Turning the page
The new year is round the corner and so are the thoughts about a quest into the hidden layers of Deep Learning. This year’s goal was to become a developer and it was achieved as planned on time. The main projects were in Android and the end of the year was under the sign of Machine Learning and ,more precisely speaking, Deep Learning.
So what are the main points in almost a two month headlong journey on the Deep Learning highway?
Deep Learning Book
- As you should have already known by now Deep Learning Book by Ian Goodfellow and Yoshua Bengio and Aaron Courville was published. This detailed and helpful book on foundations of artificial neural networks is pretty expensive but can be accessed electronically in html format for free.
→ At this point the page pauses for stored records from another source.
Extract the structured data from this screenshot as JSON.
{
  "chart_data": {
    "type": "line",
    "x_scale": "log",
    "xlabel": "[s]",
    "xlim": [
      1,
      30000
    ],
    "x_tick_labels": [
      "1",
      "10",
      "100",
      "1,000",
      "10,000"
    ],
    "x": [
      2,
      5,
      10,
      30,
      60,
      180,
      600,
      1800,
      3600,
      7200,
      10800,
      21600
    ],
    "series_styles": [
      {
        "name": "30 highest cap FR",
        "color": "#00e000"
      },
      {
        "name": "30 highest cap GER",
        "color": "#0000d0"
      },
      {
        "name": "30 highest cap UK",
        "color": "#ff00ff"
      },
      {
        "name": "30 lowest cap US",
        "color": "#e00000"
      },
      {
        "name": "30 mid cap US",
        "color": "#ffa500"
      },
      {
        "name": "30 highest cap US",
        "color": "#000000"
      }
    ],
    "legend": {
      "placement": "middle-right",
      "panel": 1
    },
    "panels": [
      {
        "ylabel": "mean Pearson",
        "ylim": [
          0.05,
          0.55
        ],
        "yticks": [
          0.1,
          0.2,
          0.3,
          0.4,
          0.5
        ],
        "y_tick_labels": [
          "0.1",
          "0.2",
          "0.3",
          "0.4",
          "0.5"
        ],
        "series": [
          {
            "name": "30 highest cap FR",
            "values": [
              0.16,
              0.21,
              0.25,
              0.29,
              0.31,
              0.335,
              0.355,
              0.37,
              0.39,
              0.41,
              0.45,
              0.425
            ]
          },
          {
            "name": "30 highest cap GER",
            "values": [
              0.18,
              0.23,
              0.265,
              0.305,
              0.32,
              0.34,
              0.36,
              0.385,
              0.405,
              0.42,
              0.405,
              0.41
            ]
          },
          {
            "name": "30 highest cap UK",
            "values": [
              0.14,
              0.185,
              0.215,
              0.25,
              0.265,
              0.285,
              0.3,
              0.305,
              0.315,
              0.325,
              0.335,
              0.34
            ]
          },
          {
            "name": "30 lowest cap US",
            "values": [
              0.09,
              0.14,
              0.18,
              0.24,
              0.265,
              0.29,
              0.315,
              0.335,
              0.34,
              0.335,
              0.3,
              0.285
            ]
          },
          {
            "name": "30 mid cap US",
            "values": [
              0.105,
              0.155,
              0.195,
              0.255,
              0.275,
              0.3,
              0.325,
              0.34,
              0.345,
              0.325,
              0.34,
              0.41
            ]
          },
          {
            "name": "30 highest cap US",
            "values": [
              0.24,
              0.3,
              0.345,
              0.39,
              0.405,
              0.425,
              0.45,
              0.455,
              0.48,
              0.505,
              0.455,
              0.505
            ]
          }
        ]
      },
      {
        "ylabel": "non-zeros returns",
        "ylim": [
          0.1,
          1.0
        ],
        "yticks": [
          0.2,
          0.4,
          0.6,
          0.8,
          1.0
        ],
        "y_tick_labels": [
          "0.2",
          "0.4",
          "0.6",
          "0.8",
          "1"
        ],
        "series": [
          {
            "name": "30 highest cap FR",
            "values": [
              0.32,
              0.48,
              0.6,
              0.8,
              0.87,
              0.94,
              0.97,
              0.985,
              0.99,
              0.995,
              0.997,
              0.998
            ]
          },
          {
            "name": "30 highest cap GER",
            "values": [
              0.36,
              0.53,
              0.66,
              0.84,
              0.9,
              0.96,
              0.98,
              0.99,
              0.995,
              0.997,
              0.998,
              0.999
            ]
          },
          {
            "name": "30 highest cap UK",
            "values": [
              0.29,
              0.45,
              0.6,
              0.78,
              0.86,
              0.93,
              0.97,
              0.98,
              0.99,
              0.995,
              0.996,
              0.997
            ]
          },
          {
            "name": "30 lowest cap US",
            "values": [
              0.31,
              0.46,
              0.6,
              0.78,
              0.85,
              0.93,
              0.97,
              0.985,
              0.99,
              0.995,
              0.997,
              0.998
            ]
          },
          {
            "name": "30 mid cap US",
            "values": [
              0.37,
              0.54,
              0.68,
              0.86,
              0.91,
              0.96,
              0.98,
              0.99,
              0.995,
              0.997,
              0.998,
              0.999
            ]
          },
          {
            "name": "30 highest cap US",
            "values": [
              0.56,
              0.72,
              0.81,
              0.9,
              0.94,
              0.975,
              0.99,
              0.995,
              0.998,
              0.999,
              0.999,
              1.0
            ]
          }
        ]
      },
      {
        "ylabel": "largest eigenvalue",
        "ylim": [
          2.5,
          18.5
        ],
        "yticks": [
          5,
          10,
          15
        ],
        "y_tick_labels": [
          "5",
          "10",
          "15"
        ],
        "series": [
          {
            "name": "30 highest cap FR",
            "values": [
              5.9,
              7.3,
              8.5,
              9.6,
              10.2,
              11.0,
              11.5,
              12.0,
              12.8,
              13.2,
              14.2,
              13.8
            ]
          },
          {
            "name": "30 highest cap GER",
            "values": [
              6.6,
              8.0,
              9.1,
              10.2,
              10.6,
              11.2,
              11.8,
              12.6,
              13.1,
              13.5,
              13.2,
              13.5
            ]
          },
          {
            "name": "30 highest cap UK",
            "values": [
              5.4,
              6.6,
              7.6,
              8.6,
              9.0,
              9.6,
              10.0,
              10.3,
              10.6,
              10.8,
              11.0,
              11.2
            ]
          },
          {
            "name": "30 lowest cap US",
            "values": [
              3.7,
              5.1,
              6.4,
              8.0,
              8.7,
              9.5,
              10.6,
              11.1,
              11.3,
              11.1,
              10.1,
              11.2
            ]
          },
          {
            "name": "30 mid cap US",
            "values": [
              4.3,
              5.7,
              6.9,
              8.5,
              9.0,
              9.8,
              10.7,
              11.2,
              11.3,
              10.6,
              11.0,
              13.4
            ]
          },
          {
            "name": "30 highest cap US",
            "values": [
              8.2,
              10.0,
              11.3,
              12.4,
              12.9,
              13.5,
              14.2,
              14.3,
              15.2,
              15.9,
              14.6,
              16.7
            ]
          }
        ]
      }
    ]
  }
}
Jason Brownlee’s Machine Learning Mastery site comes in handy
- As for me I started to be interested in the field of Machine Learning and Deep Learning in November, 3rd 2016 when I found out about the books of Jason Brownlee on Machine Learning. I bought a number of his books such as Machine Learning with Python, Deep Learning with Python and Machine Learning Algorithm From Scratch with Python. Not only that all those books are very practical and goal oriented but Jason is also a nice person who answers questions and is cooperative regarding errata for the books.
Blog Posts Ignited by Deep Learning Sparks
- First post was about using open source machine learning TensorFlow library. It explained how to install it on Linux and run an image to caption model.
- Second post was about the quest to the Banana Classifier with OpenCV. It describes a zigzag path to building android app using OpenCV (Code in GitHub included ).
- The third one was about predicting possible future applications of Deep Learning. It appears it was really interesting for readers since more than 200 people read it around the globe (it is about 4 times more than regularly).
- The recent one was about installing Keras, Theano and TensorFlow (all open source tools) on Linux and Windows.
Here And There
- Check out Brandon Rohrer an easy to grasp explanation of ConvNets and try to spot a confusion matrix in one of the slides.
- Read Franceso Gadaleta Ahem Detector with Deep Learning blog post that will explain you how to get rid of ‘Ahem’ sound in podcasts. This Jupyter notebook may come in handy.
- Read Henry W. Lin and Max Tegmark arxiv paper on Why does deep and cheap learning work so well
- Watch Ruslan Salakhutdinov lecture at Deep Learning School on Foundations of Unsupervised Deep Learning
- Check the latest blog posts and papers worth investing your time in the filed of Deep Learning on Twitter/ LinkedIn
I hope you’ll find at least some of the links helpful.
Best wishes for the upcoming year and set the goals to achieve in 2017. Have a clear plan to get going and jump Deeply into Learning.